We buckled to pressure on Sheryl Crow event

By Anne Harpham

On Sept. 12, we incorrectly identified the sponsor of a private concert by Sheryl Crow at the JW Marriott Ihilani Resort & Spa at Ko Olina.

AstraZeneca, a Delaware-based pharmaceutical company, paid for the concert as part of a sales meeting held in Honolulu. An estimated 5,000 people attended the private concert, which was one of the biggest corporate events held on O'ahu this year.
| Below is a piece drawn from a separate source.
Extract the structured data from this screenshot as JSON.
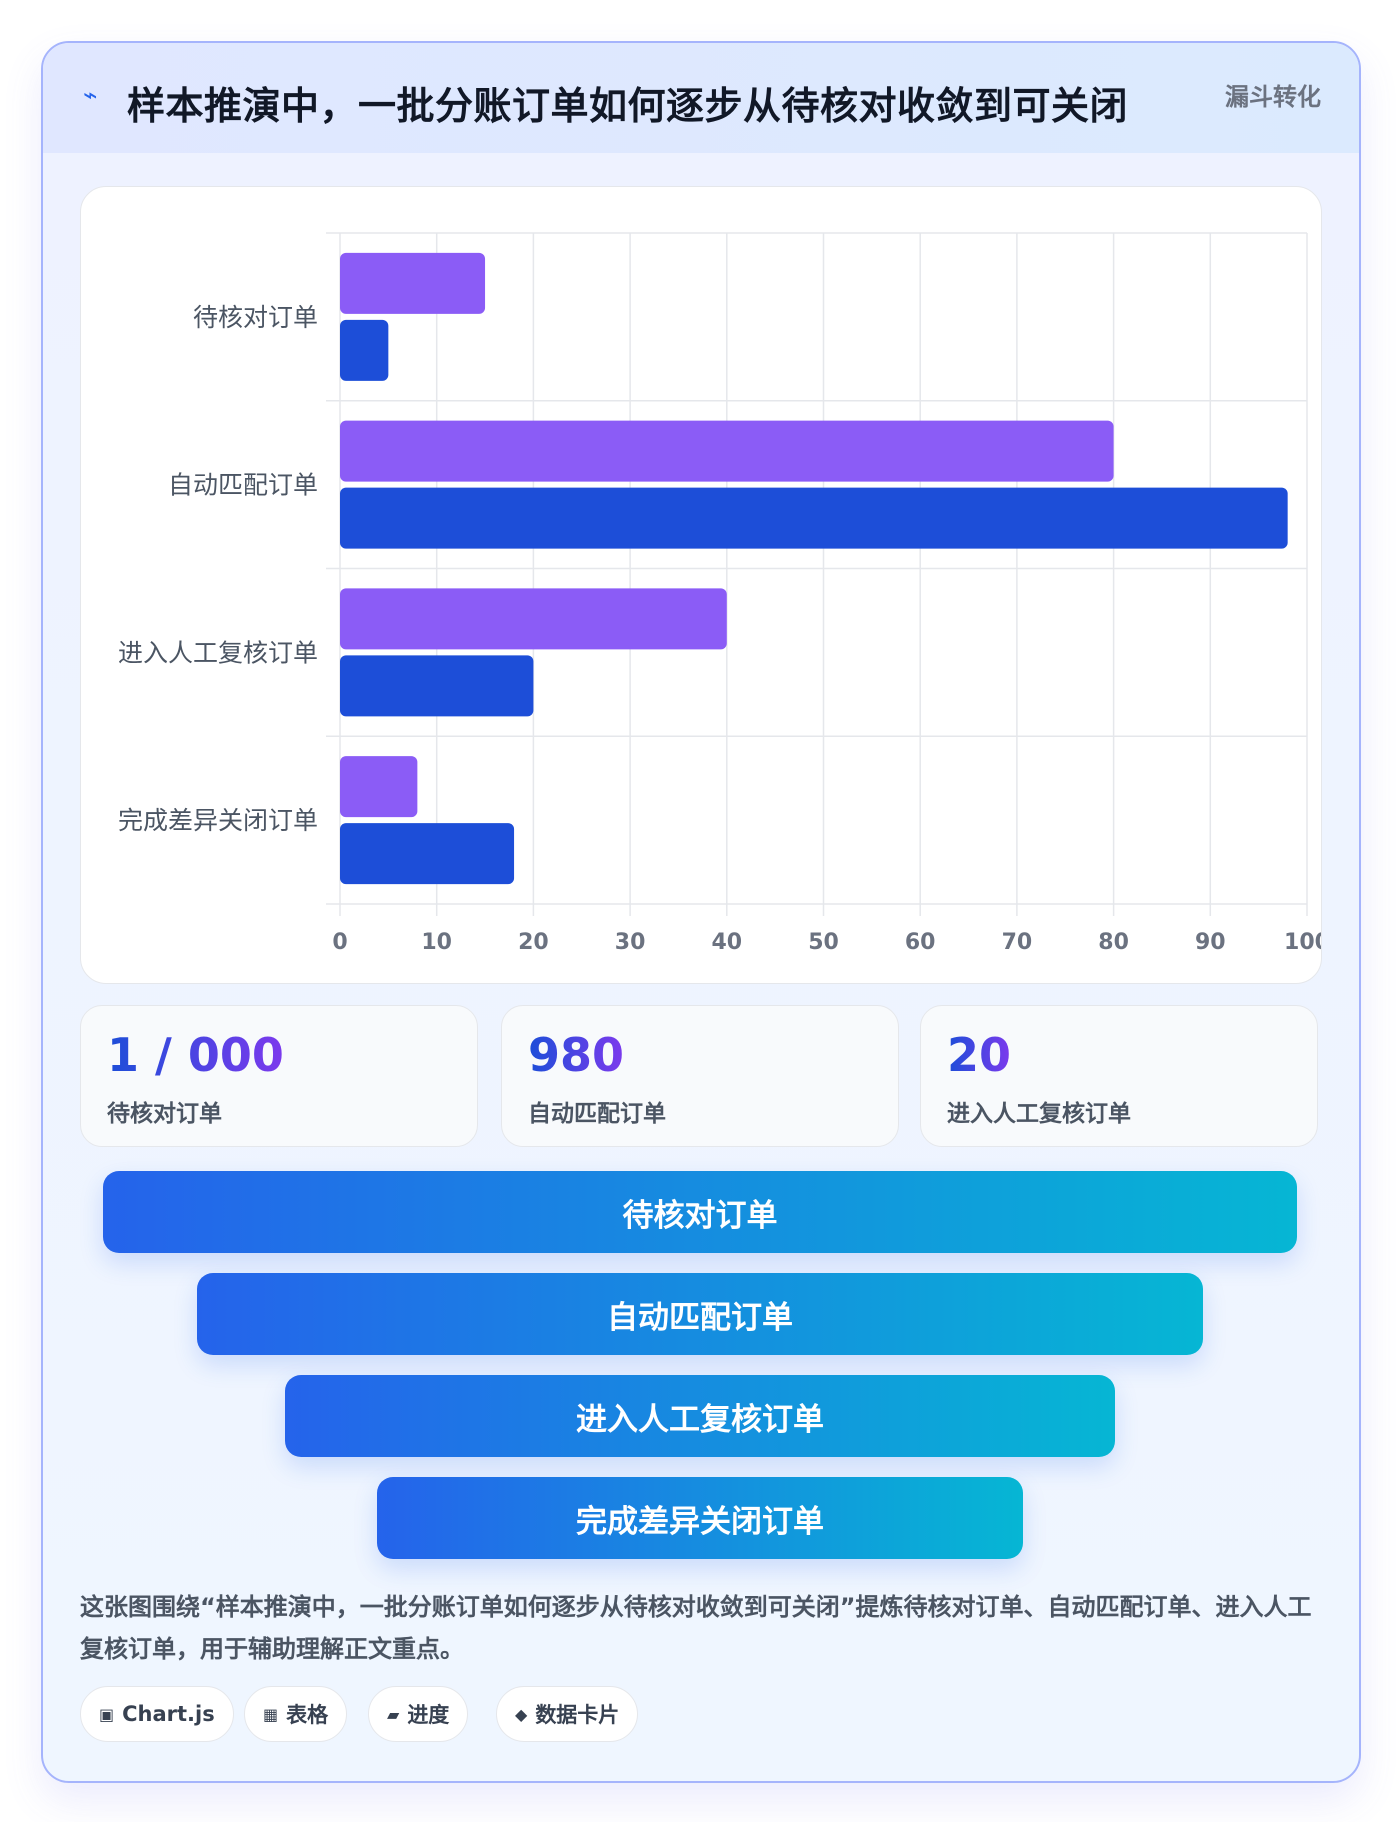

Trouble was, we reported that Centocor, a different pharmaceutical company, paid for the event.

How did we get it wrong?

Editors assigned a story about the event because there was a lot of interest in it, even though the concert was private. Sheryl Crow is a big name and people living at Ko Olina had watched for several days as hundreds of workers built a huge set, and landscaping was installed near the resort.

On the night of the concert, a reporter and a photographer went to Ko Olina to get as close as they could to the action and report on what they saw. Everyone the reporter talked to at the event, including those connected with the concert setup and Ko Olina and convention participants, refused to say who was sponsoring the concert, except that it was a pharmaceutical company.

The reporter, writing on a tight deadline, filed the story without information on who was holding the event. An editor correctly insisted we find out who was paying for the concert. That's where things started to go wrong.

A staff member who lives at Ko Olina, a veteran journalist known for his attention to detail, passed on the fact that he had seen the name "Centicor" on the badge of someone setting up the concert earlier in the week. A check on the Internet came up with references to a pharmaceutical company with that name, although it later turned out that those references apparently were misspelled references to Centocor.

Scraps of circumstantial information, unhelpful sources, some bad assumptions and the pressure of deadline added up to the wrong answer.

Those involved in the story got together last week, talked about how the reporting and editing process broke down, and agreed it was an embarrassing mistake — but one we can all learn from.